Member of the Arizona Senate from the 2nd district
- In office January 2001 – January 2003

Member of the Arizona House of Representatives from the 2nd district
- In office January 1993 – January 2001
- Succeeded by: Jack Jackson, Jr.

Personal details
- Born: July 31, 1940 (age 85) Grand Canyon Village, Arizona, U.S.
- Party: since December 2005, Democrat

= John Verkamp =

American politician (born 1940)

John Verkamp (born July 31, 1940) is an American attorney and politician in Arizona. He served as a county attorney for 12 years, and was elected to four terms as a Republican state representative. He served one term as a state senator, but decided not to run for re-election in 2002 after redistricting moved his base of Flagstaff to a primarily Democratic district.

Continuing to disagree with the Republicans over the issues of the Iraq War, which he opposed, in 2005 Verkamp joined the Democrats. He filed to run in 2006 as a Democrat for the United States Senate from Arizona, but was late and failed to qualify for the primary.

==Early life and education==
John Verkamp was born about 1940 in Grand Canyon Village, Arizona. His family has operated a store at the South Rim of Grand Canyon National Park for three generations, since 1906. He went to elementary and high school there.

He earned his bachelor's degree from the University of Arizona in 1962. He went on to law school, gaining his JD degree in 1965 from the University of Arizona.

Verkamp entered the U.S. Army, serving from 1965 to 1970, in the U.S. and Germany. He achieved the rank of captain.

==Career==
He built a private practice in Flagstaff, Arizona, where he lived until 2004.

==Political career==
In 1980, Verkamp was elected as Coconino County Attorney. He was re-elected twice and served a total of three terms, to 1992.

While County Attorney, Verkamp was elected president of the Arizona County Attorneys’ and Sheriffs’ Association in 1985–86. He was active in other related associations.

===State office===
In 1992, Verkamp ran for state office and was elected to the Arizona House of Representatives from the 2nd district. He was re-elected three times, serving a total of four terms, until 2000.

That year, he was elected to the Arizona State Senate. During his service he became Chairman of the Commerce Committee. Through this entire period, he worked on issues related to education, health care and the environment.

In 2002, the Republican-dominated state legislature redistricted, moving Flagstaff from its former district, which had included Sedona and Kingman, to a new district containing the Navajo Nation. In recent years, its members have historically supported Democratic Party candidates for the state legislature. Verkamp decided against running for re-election in the new district. His former State Senate seat has been won by Democrats since the redistricting.
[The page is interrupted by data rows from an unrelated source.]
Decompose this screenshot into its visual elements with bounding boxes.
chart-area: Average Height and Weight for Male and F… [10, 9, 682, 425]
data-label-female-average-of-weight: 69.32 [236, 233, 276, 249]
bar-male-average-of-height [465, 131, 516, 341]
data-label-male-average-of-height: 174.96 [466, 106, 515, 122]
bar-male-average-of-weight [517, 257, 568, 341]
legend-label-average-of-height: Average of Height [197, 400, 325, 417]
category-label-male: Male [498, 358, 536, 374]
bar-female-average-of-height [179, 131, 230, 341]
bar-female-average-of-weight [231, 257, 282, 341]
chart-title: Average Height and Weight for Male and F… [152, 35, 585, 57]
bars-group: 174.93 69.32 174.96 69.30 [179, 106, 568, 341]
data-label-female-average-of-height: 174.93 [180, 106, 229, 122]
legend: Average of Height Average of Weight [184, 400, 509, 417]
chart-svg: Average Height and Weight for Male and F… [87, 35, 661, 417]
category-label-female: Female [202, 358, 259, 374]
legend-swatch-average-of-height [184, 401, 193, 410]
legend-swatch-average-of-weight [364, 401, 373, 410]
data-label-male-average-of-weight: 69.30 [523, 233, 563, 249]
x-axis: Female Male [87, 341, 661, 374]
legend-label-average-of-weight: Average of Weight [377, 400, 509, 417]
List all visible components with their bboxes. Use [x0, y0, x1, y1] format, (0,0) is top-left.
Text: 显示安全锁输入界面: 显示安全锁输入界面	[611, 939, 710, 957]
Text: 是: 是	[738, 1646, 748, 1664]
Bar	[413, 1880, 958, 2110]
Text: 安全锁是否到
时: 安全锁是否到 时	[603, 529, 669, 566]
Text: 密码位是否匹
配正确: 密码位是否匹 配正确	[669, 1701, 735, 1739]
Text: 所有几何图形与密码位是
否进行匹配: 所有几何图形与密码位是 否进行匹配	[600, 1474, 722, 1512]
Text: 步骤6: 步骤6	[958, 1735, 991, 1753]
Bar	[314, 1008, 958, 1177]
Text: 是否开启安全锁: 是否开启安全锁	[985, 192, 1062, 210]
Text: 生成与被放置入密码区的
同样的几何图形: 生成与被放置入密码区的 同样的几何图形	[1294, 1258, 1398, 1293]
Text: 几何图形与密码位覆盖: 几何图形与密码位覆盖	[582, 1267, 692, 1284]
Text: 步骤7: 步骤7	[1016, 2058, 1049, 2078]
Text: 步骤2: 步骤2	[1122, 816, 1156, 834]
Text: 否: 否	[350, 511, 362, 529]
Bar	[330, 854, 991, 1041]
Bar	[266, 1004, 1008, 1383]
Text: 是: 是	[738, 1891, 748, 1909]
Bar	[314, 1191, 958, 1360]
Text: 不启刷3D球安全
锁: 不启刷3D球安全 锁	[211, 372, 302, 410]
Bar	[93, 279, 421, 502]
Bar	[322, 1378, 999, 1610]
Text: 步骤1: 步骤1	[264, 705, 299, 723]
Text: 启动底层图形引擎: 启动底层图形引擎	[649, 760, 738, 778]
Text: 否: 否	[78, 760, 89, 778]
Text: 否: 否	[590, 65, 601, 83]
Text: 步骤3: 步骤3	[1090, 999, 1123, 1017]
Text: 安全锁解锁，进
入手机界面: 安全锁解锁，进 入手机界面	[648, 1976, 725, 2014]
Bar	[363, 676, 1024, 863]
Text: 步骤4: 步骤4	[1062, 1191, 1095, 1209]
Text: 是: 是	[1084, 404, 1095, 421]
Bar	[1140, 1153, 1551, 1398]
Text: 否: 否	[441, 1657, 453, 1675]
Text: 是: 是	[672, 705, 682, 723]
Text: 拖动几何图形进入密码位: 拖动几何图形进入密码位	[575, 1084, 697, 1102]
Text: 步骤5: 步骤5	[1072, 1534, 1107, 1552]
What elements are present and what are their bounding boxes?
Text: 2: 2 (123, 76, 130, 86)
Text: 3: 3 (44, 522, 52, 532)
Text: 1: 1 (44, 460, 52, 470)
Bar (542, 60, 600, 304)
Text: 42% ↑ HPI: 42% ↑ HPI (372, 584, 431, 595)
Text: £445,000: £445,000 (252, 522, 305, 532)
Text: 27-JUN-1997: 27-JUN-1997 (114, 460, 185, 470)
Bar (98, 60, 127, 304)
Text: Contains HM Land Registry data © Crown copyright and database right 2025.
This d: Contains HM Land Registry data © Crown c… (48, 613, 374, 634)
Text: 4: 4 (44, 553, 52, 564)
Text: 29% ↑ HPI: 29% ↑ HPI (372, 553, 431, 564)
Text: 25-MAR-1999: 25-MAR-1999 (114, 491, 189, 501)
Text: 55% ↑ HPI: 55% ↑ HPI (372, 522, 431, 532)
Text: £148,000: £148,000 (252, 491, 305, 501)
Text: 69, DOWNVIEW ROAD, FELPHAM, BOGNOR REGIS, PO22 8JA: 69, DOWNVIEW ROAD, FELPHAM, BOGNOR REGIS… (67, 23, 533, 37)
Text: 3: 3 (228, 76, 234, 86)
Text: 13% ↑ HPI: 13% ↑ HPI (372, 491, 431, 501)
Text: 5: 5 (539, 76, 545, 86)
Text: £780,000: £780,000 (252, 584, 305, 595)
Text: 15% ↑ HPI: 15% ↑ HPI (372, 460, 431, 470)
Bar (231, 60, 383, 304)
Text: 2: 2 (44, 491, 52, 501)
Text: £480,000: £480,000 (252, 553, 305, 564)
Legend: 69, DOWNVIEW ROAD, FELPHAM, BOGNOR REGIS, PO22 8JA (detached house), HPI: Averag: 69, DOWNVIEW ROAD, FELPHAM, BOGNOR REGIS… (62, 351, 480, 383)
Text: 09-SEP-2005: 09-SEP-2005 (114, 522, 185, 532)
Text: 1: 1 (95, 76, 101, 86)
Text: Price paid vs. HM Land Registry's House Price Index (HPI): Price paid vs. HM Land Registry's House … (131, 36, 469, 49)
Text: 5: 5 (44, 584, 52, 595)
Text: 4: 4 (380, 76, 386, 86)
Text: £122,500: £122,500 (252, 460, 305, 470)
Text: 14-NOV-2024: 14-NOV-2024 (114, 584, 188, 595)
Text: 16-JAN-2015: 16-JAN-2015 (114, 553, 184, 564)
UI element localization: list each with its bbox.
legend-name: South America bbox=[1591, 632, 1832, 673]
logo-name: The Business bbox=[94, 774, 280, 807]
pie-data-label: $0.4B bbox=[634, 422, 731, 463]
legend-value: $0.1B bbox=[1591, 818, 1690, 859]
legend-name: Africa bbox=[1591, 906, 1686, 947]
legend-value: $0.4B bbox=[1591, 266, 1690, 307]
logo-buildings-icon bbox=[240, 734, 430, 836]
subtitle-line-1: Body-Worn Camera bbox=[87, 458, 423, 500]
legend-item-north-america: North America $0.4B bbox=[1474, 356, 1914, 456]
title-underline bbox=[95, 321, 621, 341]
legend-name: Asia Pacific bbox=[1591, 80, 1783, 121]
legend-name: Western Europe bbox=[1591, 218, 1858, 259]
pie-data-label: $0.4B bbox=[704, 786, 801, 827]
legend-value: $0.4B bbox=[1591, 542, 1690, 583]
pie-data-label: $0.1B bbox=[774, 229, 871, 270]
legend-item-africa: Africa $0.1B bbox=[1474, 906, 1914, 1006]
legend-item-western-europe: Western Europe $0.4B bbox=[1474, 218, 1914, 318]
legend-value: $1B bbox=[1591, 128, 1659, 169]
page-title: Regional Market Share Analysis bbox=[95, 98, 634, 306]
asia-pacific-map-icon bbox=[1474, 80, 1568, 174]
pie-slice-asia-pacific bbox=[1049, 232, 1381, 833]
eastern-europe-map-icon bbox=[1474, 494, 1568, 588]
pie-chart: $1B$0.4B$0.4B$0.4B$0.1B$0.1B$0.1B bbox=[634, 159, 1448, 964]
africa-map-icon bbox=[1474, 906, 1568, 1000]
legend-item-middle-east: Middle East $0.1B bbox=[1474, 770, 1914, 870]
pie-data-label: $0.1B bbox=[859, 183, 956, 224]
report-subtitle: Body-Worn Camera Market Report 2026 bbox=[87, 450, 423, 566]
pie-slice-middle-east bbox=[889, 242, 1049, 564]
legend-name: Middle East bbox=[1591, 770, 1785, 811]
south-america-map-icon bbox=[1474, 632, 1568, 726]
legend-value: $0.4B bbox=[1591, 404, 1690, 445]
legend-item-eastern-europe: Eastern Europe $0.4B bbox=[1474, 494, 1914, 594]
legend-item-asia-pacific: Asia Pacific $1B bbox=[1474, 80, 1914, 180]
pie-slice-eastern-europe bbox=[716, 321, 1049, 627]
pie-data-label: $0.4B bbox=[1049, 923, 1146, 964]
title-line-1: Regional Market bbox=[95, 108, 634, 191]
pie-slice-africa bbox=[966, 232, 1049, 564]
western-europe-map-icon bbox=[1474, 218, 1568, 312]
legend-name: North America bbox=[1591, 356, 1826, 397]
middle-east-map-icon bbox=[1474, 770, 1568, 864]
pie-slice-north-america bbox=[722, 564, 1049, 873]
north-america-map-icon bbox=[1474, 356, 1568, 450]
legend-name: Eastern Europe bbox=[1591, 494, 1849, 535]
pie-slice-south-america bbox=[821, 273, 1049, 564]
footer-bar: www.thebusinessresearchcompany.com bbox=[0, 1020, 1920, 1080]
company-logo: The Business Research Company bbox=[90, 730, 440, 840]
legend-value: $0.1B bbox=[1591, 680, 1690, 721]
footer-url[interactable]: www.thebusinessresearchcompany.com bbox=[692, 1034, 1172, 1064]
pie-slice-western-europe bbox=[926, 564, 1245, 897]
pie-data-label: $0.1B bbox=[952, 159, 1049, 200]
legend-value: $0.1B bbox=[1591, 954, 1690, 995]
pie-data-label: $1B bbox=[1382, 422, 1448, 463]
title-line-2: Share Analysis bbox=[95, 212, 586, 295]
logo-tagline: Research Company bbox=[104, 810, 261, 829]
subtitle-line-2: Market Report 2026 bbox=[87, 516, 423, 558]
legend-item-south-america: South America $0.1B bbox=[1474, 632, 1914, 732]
In 2004, Verkamp moved from Flagstaff to Phoenix to be near his children and grandchildren. An opponent of the Iraq War, which started in 2003, and a supporter of single-payer health care, Verkamp in December 2005 left the Republican Party over those issues. He filed to run in 2006 as a Democrat for U.S. Senate, saying his opponents were not addressing the Iraq War. As Verkamp was a late entry in the race, he did not gather enough petition signatures to qualify for the September 12 primary election ballot. His opponent in the primary would have been the Democrat Jim Pederson. The Republican incumbent, Jon Kyl, defeated his challenger and won re-election for a third term in November 2006.